FDF chief executive Ian Wright said concerns over a no-deal Brexit were not scaremongering, adding that such an outcome would be “scary” for the industry.
Wright was responding to the speech made yesterday (1 October) by Dominic Raab, secretary of state for exiting the EU, at the Conservative Party Conference in Birmingham.
Raab told conference delegates that when it came to a no-deal, there had been some “lurid predictions from the prophets of doom”.
“They claim planes will be grounded, that ports will be blocked. Let’s have some common sense here – why on earth would any of these things happen?” he added.
‘Potential short-term disruption’
While conceding there were “risks and potential short-term disruption”, Raab added that the Government would “deal with any problems that might arise in the event of no-deal in a calm and sensible manner”.
Although the UK doesn’t formally leave the EU until 29 March 2019, the European Council session on December 13–14 is believed to be the last practical opportunity for a divorce deal to be signed.
Wright said the “lurid predictions” were from Raab’s own colleagues in the Department for Exiting the European Union.
“Their technical notices lay bare just how severe blockages at the ports would be for food coming in and out of our country,” he added. “Indeed, the Government takes this so seriously that just last week it appointed a food supplies minister. The last person to occupy such a position oversaw the end of rationing in 1954.”
Last week, the Government appointed David Rutley MP to oversee the protection of food supplies, as part of the UK’s overall food and drink industrial strategy.
Stockpiling of food
Wright also pointed out that it was Raab himself who “just two months ago” raised the possibility of stockpiling food and calling in the squaddies to help.
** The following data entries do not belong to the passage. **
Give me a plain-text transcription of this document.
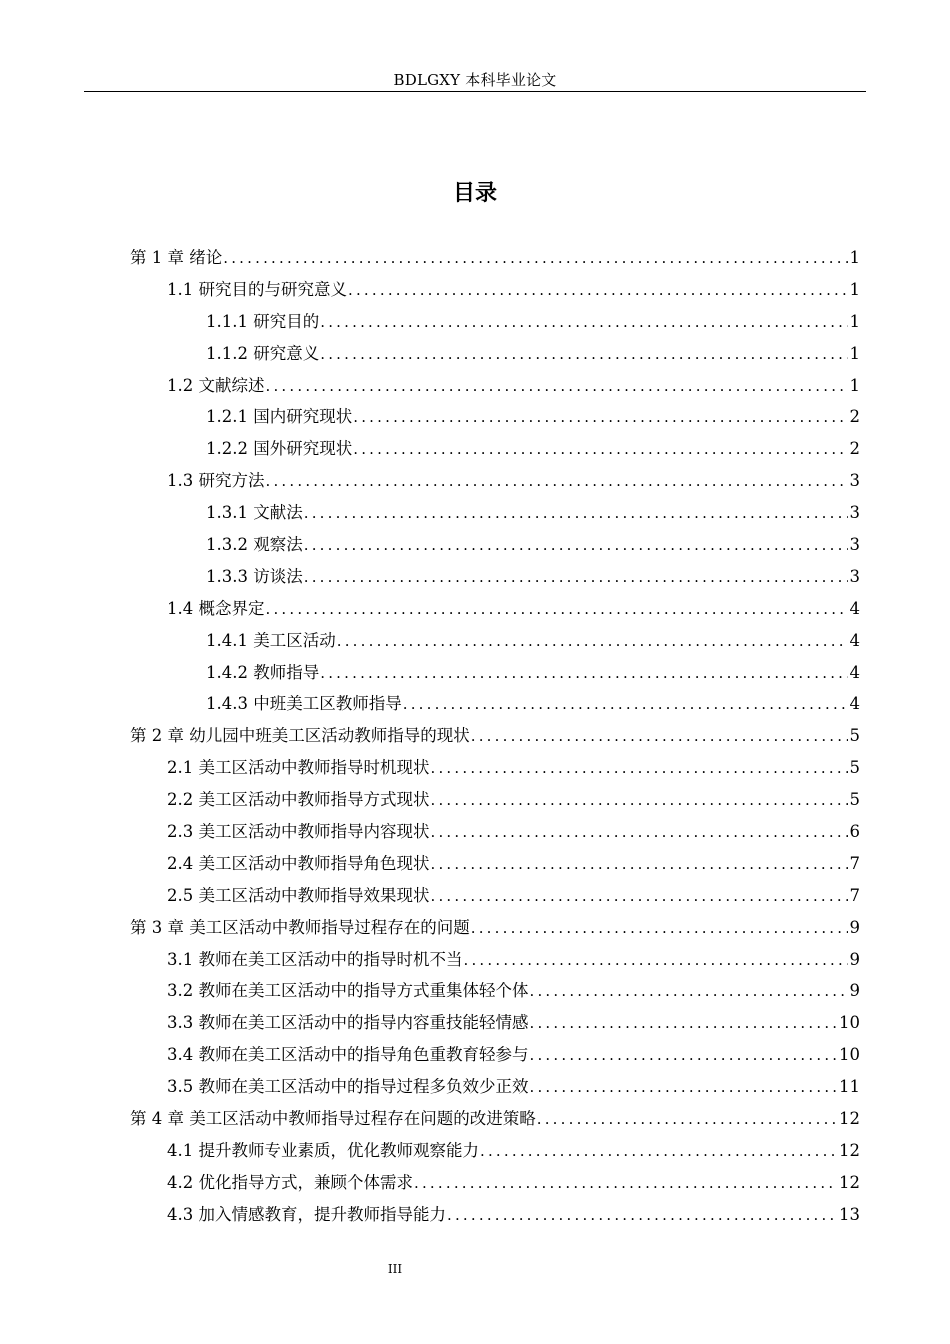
BDLGXY 本科毕业论文
目录
第 1 章 绪论 .....	1
1.1 研究目的与研究意义 .....	1
1.1.1 研究目的 .....	1
1.1.2 研究意义 .....	1
1.2 文献综述 .....	1
1.2.1 国内研究现状 .....	2
1.2.2 国外研究现状 .....	2
1.3 研究方法 .....	3
1.3.1 文献法 .....	3
1.3.2 观察法 .....	3
1.3.3 访谈法 .....	3
1.4 概念界定 .....	4
1.4.1 美工区活动 .....	4
1.4.2 教师指导 .....	4
1.4.3 中班美工区教师指导 .....	4
第 2 章 幼儿园中班美工区活动教师指导的现状 .....	5
2.1 美工区活动中教师指导时机现状 .....	5
2.2 美工区活动中教师指导方式现状 .....	5
2.3 美工区活动中教师指导内容现状 .....	6
2.4 美工区活动中教师指导角色现状 .....	7
2.5 美工区活动中教师指导效果现状 .....	7
第 3 章 美工区活动中教师指导过程存在的问题 .....	9
3.1 教师在美工区活动中的指导时机不当 .....	9
3.2 教师在美工区活动中的指导方式重集体轻个体 .....	9
3.3 教师在美工区活动中的指导内容重技能轻情感 .....	10
3.4 教师在美工区活动中的指导角色重教育轻参与 .....	10
3.5 教师在美工区活动中的指导过程多负效少正效 .....	11
第 4 章 美工区活动中教师指导过程存在问题的改进策略 .....	12
4.1 提升教师专业素质，优化教师观察能力 .....	12
4.2 优化指导方式，兼顾个体需求 .....	12
4.3 加入情感教育，提升教师指导能力 .....	13
III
He said: “We face grisly consequences if we do not secure a deal with the EU – it is not scaremongering, it is scary. We are already seeing food and drink prices rise in response to the threat of a ‘no-deal’ Brexit as businesses begin to stockpile and hedge currency risk.
“The Government must act quickly if it is to protect the interest of shoppers and consumers, who have come to expect year-round availability of high-quality food and drink at all price points.”
The Government last week published its latest set of technical notices in readiness for a no-deal Brexit.
National Farmers Union president Minette Batters said the notices confirmed that a no-deal scenario would be “catastrophic for British agriculture”.